Abstract

Dear Colleagues,
We would like to thank you for your thoughtful comments and suggestions in regard to our study. 1
A recent study from our institution evaluated the very topic of length unstable femur fractures treated with flexible intramedullary nails. 2 Although previous studies have deemed length unstable patterns to be a contraindication to flexible intramedullary nailing, our recent analysis suggests the opposite and at our institution we have found great success with flexible intramedullary nailing in this fracture pattern in typically-developing patients. Further analysis is needed to evaluate this in the neuromuscular population. In addition, we have not found a clinical association between mild femoral angulation (< 25°) and risk of subsequent fracture, although we recognize that this is level 5 evidence. We urge the authors to pursue this concept and look forward to a potential publication from them that can help us improve our care for these patients. The authors’ comments regarding the impact of malalignment on forces across a malunion in spastic neuromuscular patients, although possible, seems to be based mostly on hypothesis and not scientific data at this time.

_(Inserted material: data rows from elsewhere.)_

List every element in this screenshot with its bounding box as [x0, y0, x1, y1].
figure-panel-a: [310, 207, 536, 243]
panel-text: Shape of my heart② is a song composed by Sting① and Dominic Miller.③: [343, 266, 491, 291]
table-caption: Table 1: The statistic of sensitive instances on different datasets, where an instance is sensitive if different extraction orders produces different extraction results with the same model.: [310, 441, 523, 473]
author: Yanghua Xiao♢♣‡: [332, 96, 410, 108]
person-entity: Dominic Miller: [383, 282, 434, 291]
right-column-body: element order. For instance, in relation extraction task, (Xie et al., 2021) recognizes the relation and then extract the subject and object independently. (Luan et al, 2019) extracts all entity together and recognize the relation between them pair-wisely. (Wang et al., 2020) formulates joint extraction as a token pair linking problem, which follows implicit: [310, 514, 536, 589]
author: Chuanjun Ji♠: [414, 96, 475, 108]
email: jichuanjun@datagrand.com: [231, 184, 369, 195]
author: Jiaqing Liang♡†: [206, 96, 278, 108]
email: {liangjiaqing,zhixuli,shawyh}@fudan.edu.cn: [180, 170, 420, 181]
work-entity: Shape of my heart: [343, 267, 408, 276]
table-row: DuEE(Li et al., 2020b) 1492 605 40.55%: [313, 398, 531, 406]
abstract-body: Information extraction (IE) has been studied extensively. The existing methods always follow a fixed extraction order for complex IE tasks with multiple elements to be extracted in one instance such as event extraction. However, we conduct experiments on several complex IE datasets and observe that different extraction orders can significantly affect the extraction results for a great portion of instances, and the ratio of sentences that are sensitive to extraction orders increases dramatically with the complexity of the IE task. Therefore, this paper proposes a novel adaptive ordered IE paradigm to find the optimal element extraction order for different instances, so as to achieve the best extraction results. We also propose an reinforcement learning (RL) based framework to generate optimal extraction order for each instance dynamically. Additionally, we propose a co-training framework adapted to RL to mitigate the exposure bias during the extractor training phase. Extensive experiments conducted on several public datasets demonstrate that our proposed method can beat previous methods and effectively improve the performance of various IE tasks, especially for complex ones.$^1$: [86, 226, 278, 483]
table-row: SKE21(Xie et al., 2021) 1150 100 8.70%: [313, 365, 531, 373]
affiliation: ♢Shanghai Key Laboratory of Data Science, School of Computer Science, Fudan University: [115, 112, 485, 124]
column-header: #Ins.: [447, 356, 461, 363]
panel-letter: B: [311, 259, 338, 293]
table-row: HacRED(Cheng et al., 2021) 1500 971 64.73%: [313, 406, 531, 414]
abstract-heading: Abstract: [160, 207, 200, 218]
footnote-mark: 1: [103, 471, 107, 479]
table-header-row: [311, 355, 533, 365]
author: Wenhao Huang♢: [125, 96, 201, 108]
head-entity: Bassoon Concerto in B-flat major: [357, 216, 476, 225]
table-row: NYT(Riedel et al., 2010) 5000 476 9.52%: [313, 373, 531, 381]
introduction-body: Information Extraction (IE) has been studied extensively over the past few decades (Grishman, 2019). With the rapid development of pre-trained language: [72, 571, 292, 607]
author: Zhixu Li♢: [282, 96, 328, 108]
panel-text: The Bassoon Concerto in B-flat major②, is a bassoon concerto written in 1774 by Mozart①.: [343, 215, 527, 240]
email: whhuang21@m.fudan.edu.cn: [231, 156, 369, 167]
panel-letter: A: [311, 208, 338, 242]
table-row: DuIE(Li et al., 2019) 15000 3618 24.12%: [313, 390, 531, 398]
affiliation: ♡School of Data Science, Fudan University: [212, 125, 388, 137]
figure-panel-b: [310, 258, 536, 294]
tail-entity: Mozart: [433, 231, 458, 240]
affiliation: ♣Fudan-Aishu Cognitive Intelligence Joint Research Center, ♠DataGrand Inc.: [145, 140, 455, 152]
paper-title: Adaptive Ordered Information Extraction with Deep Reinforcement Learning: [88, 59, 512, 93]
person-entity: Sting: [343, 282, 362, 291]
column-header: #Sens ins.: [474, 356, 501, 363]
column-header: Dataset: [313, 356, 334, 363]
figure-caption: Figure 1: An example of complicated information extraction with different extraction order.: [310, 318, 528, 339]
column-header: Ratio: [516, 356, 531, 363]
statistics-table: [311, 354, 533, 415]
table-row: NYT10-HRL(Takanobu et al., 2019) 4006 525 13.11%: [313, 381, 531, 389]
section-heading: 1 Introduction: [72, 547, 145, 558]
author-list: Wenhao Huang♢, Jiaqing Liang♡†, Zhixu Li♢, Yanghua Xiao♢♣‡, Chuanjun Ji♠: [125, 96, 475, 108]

We agree with the authors that an ideal construct would be maximum spread of the intramedullary nails at the fracture site, and to some degree this can be affected by intraoperative rod bending. Unfortunately, despite careful attention to preoperative nail bending, this is not always possible in non-ambulatory neuromuscular patients due to their bones’ small size and unique biomechanical properties. As one can see from the healed radiograph, this particular patient had a good outcome with complete bony healing and no signs of angular deformity, which included the sagittal plane not pictured in the publication. We are also in agreement that we would preferentially have two intramedullary nails in all patients; however, we feel as though a single nail, of largest diameter possible, provides enough stability to maintain adequate alignment in order to decrease the length and/or need for external mobilization, such as casting, while using a load-sharing implant to decrease the risk of subsequent femur fracture in this at-risk patient population.
We are also in agreement that other implant options are available and are of potential benefit in this population. Yet, to our knowledge, there continues to be a lack of published data on the use of telescoping rods, rush rods and Enders nails in the treatment of these fractures. We again encourage the authors to publish their data and experience so that we may all improve the quality of care and we can further explore what the best treatment options are for our neuromuscular patients.
Yours sincerely,
The Authors
Footnotes
EMM reports holding stock or stock options in Joint Development LLC, outside the submitted work.
RMK reports holding stock or stock options in Biomet, Johnson & Johnson, Medtronic, Pfizer and Zimmer; is a board or committee member of Commission for Motion Lab Accreditation; son is an employee of Intrinsic Therapeutics; and is on the editorial or governing board of Journal of Pediatric Orthopedics, all outside the submitted work.
The other authors declare no conflict of interest.